Позвольте мне указать на то направление, которое намечено в собранных в этой книге заметках.
Текст «О молодом Марксе», все еще остававшийся пленником мифа призрачной критической философии, все же содержал в себе тот существенный вопрос, который выпавшие на нашу долю испытания, наши поражения и даже наше бессилие с неумолимостью заставили нас поставить: какова ситуация, сложившаяся в марксистской философии? Имеет ли она право на существование в качестве теории? И если она существует по праву, то как определить ее специфику? Этот существенный вопрос практически оказался поставленным в форме вопроса, на первый взгляд казавшегося историческим, но на деле носившего теоретический характер: в форме вопроса о прочтении и интерпретации ранних работ Маркса.

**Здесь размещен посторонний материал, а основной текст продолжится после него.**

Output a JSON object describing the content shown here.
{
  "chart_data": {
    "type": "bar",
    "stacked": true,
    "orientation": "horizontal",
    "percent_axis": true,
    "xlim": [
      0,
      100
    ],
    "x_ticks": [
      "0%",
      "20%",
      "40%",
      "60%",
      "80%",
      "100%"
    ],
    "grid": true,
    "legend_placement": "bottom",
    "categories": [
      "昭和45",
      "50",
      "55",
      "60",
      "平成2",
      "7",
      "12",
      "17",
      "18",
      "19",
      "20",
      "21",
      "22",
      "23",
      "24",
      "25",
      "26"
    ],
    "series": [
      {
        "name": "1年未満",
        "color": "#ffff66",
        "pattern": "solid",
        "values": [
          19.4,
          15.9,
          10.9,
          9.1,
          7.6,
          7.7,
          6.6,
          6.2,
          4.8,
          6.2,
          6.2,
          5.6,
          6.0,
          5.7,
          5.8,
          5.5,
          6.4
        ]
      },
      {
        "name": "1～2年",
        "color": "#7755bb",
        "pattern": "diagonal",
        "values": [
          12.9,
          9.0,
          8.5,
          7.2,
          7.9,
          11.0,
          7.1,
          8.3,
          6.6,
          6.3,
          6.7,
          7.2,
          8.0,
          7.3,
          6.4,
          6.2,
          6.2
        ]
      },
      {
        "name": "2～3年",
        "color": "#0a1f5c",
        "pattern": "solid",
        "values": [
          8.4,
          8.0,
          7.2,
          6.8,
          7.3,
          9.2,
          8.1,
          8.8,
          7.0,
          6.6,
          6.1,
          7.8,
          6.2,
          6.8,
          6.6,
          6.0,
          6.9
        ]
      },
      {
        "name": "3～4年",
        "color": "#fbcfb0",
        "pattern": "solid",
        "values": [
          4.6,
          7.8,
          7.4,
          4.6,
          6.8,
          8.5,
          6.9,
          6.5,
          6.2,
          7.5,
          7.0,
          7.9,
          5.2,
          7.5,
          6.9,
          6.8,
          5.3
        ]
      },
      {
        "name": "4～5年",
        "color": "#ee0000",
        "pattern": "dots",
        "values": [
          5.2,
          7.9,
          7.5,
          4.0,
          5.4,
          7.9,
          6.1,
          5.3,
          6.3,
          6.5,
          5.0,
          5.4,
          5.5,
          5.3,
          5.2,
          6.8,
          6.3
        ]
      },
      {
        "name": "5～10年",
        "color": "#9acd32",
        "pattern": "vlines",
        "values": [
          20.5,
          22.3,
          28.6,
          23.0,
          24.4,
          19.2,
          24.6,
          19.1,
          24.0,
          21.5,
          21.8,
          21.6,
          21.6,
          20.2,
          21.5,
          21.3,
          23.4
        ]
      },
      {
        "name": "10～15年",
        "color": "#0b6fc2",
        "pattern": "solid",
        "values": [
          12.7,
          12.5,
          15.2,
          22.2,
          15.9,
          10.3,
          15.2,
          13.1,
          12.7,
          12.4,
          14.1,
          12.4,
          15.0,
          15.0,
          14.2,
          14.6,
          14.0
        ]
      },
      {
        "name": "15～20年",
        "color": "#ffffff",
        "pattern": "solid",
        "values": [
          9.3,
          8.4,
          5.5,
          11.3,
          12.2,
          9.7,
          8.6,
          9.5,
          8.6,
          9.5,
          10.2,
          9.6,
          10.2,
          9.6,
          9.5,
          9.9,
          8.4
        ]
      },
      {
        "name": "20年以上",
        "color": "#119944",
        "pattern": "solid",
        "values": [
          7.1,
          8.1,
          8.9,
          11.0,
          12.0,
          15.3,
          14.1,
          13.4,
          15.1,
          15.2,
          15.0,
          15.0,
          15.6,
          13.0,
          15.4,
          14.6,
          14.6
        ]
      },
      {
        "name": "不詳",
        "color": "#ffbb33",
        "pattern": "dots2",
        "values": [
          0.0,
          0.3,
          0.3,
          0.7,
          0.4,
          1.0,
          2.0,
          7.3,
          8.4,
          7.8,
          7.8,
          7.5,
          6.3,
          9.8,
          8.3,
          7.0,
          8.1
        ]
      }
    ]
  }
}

Совсем не случайно, что оказалось необходимым подвергнуть серьезному критическому исследованию эти знаменитые тексты, слова которых были на всех знаменах и во всех устах, эти тексты, носившие явно философский характер, в которых мы поэтому более или менее спонтанно надеялись найти саму философию Маркса. Поставить вопрос о марксистской философии и ее специфике в связи с ранними работами Маркса по необходимости значило поставить вопрос об отношениях Маркса с теми философскими системами, которые он встречал на своем пути и которые он усваивал, с философскими идеями Гегеля и Фейербаха, а значит, поставить вопрос и о ее отличии от них.
Именно изучение ранних работ Маркса заставило меня углубиться в чтение Фейербаха и привело к мысли опубликовать наиболее значительные теоретические тексты, написанные им в период 1839–1845 гг. (см. мои разъяснения в тексте «Философские манифесты Фейербаха»). Та же самая причина естественным образом побудила меня начать детальное, учитывающее все понятийные нюансы изучение природы отношений между философией Гегеля и философией Маркса. Вопрос о специфическом отличии марксистской философии принял, таким образом, форму вопроса о том, существует ли в интеллектуальном развитии Маркса эпистемологический разрыв, знаменующий собой появление новой концепции философии — и связанного с ним вопроса о точном месте этого разрыва. Именно в поле этого вопроса изучение ранних работ Маркса приобрело теоретическое (существует ли разрыв?) и историческое (место разрыва) значение.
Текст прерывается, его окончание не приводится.